January 17, 2003 | Page 12

Dear Socialist Worker,

I am a job steward at United Parcel Service (UPS), and I am often called into disciplinary hearings. Last month, I had to witness an employee's termination for theft. This man had already admitted stealing a case of 10 cigar packs, so that wasn't in question. He had done it. But the way he was treated by the manager of our shift was truly repulsive.

He was telling our shift manager how this is his first time living alone, and that all of his family lives in New York, and that if he didn't keep this job he would be facing homelessness in the new year.
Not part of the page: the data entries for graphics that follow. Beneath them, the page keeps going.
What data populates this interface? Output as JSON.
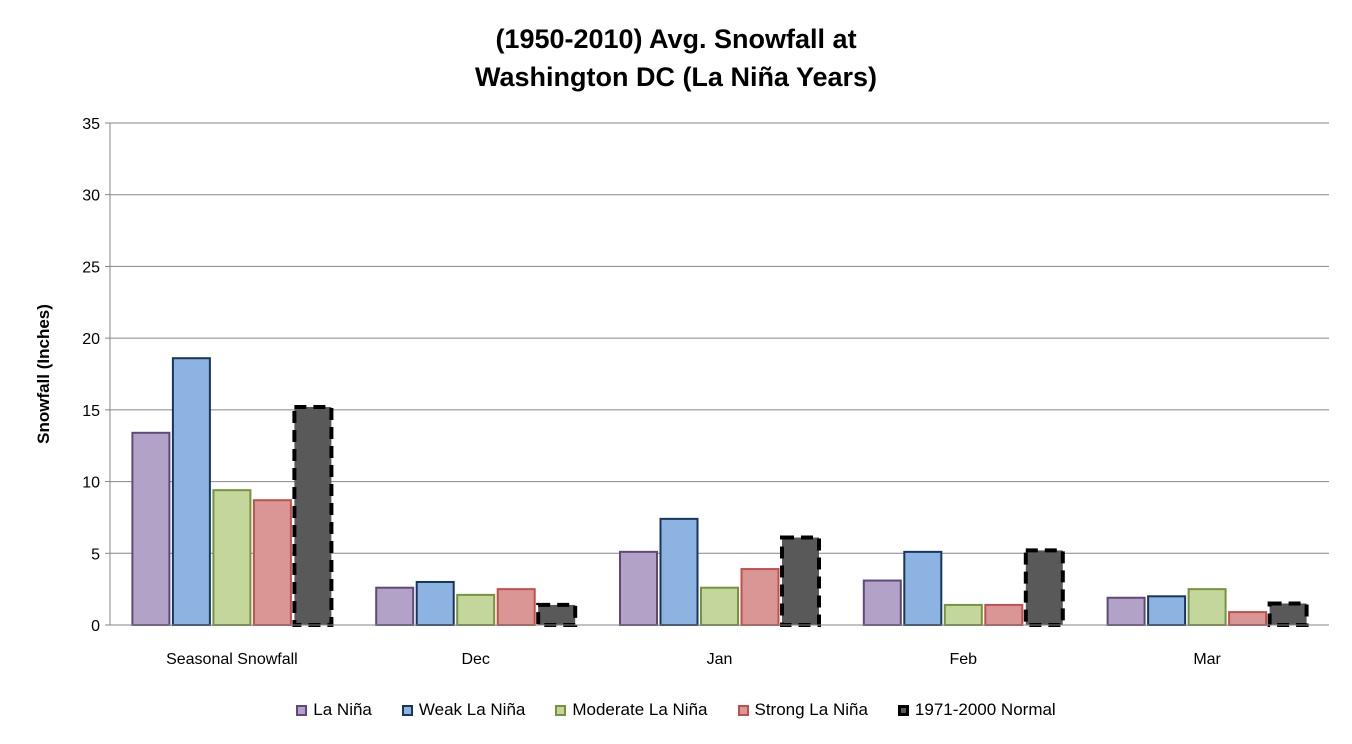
{
  "chart_data": {
    "type": "bar",
    "title_lines": [
      "(1950-2010) Avg. Snowfall at",
      "Washington DC (La Niña Years)"
    ],
    "xlabel": "",
    "ylabel": "Snowfall (Inches)",
    "ylim": [
      0,
      35
    ],
    "yticks": [
      0,
      5,
      10,
      15,
      20,
      25,
      30,
      35
    ],
    "grid": true,
    "legend_position": "bottom",
    "categories": [
      "Seasonal Snowfall",
      "Dec",
      "Jan",
      "Feb",
      "Mar"
    ],
    "series": [
      {
        "name": "La Niña",
        "fill": "#b3a2c7",
        "stroke": "#5f497a",
        "dashed": false,
        "values": [
          13.4,
          2.6,
          5.1,
          3.1,
          1.9
        ]
      },
      {
        "name": "Weak La Niña",
        "fill": "#8db3e2",
        "stroke": "#17365d",
        "dashed": false,
        "values": [
          18.6,
          3.0,
          7.4,
          5.1,
          2.0
        ]
      },
      {
        "name": "Moderate La Niña",
        "fill": "#c3d69b",
        "stroke": "#77933c",
        "dashed": false,
        "values": [
          9.4,
          2.1,
          2.6,
          1.4,
          2.5
        ]
      },
      {
        "name": "Strong La Niña",
        "fill": "#d99694",
        "stroke": "#c0504d",
        "dashed": false,
        "values": [
          8.7,
          2.5,
          3.9,
          1.4,
          0.9
        ]
      },
      {
        "name": "1971-2000 Normal",
        "fill": "#595959",
        "stroke": "#000000",
        "dashed": true,
        "values": [
          15.2,
          1.4,
          6.1,
          5.2,
          1.5
        ]
      }
    ]
  }
}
He knew he had done the wrong thing, said he was sorry and asked if he could please keep his job just until the end of the year.

The look in his eyes and the tone of his voice almost broke my heart. He said he had nothing in his fridge, nothing in his pockets, and he basically poured his soul out. This backbreaking, $8.50-an-hour job was his best hope.
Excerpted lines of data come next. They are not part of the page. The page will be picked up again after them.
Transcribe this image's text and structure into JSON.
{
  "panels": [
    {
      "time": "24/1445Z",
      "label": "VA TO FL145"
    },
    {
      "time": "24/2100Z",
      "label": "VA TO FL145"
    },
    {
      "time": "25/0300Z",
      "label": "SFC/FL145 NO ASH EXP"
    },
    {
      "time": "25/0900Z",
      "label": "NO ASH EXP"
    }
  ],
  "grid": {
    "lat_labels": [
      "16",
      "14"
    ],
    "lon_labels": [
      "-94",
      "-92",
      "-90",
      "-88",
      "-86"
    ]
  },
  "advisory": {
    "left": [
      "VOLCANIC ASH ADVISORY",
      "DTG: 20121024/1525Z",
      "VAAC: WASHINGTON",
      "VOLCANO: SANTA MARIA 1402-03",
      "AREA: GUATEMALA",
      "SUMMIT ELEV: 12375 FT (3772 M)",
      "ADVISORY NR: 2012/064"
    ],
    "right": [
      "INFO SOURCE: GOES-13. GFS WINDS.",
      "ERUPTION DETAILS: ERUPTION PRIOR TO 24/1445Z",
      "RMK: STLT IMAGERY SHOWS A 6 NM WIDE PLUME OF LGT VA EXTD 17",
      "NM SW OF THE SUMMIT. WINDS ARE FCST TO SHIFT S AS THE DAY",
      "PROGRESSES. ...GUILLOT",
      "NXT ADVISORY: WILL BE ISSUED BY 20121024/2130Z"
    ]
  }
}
He was pouring his heart out for nothing, though. The shift manager, who nodded distantly the whole time, came back as if he was expecting the whole thing. He actually had the nerve to lecture the employee on morality, telling him "stealing is wrong."

"You should learn from your mistakes," he told the devastated employee. Then, the supervisor said that the employee being fired should have thought about his hundred-something dollars in pay plus a whopping $60 in benefits a week (that's all we get as part-timers) before he stole the cigars.

This from a company that made $2 billion last year. UPS made off like bandits from the contract signed this summer with the Teamsters, and the company is going to keep profiting off our labor.

Try telling the thousands of people who Big Brown chews up and spits out every year that all they have to do is straighten up and fly right, and then everything will be hunky-dory. Ask them who the real criminals are--a guy who steals a few cigars, or a company that wrecked, ruined and killed to get to the top.